There are a lot of them, all undefined references to lapack functions.

I have the devel packages installed for lapack and blas, so the static libraries are in the path. What other differences are there between static and shared libraries that I would get these errors? I'm obviously missing something, I just don't know what.

Thanks!

raconteur 10-02-2008 05:50 PM

At the risk of asking the obvious... could you possibly have multiple copies of the libraries installed?

MALDATA 10-02-2008 07:52 PM

Nope, just the static and shared libraries. No other versions or scattered copies. There's another one ending in _pic, but I don't know what it is. Here's the output of ll /usr/lib/liblapack*:

/usr/lib/liblapack.a
/usr/lib/liblapack_pic.a
/usr/lib/liblapack.so -> liblapack.so.3.1.1
/usr/lib/liblapack.so.3 -> liblapack.so.3.1.1
/usr/lib/liblapack.so.3.1 -> liblapack.so.3.1.1
/usr/lib/liblapack.so.3.1.1

Anything else we might be missing?

Thanks!

paulsm4 10-02-2008 09:43 PM

Clearly "apack" needs the FORTRAN runtime library, too.

SUGGESTION:
Try linking your program with Gnu Fortran (e.g. "g77") instead of Gnu C and see what happens...

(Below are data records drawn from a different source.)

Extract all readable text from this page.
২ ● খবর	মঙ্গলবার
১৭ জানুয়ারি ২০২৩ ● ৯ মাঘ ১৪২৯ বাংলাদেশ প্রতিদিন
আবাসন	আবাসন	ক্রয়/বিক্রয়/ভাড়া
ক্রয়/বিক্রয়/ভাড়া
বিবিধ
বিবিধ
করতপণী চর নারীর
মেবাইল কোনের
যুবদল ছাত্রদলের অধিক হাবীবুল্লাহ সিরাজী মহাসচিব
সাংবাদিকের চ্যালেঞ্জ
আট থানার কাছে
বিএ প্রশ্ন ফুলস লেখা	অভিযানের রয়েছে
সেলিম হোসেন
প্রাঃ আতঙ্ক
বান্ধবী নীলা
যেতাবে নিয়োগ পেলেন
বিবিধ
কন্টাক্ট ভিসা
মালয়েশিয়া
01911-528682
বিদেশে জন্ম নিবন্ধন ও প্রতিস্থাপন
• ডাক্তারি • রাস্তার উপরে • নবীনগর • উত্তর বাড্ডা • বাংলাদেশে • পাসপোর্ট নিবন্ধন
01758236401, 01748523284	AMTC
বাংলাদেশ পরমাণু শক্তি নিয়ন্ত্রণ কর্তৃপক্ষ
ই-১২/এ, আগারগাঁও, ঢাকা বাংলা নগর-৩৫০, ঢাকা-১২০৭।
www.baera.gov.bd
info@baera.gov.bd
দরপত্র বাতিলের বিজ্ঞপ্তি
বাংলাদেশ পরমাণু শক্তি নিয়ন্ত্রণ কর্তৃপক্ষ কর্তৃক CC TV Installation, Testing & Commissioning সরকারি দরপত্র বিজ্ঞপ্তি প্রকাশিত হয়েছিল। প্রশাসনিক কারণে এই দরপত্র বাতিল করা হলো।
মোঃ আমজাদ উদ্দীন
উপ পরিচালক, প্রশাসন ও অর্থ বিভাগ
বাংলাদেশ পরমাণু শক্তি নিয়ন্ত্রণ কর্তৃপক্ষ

MALDATA 10-02-2008 09:52 PM

Linking with g77 didn't change anything (it worked without the -static flag, but I got the same errors when I added it).

I've got the gfortran runtime package installed. Shouldn't that only required for dynamically linked programs? I'm not sure why that would make a difference here.

Thanks for the suggestions. Any other ideas?

paulsm4 10-02-2008 11:20 PM

Quote:

I've got the gfortran runtime package installed. Shouldn't that only required for dynamically linked programs? I'm not sure why that would make a difference here.
Maybe because "apack" depends on a GFortran library...
... and "-static" specifies that libapack.xx (and everything afterwards) *must* be static...
... but your GFortran package doesn't happen to *have* a static library (only .so)?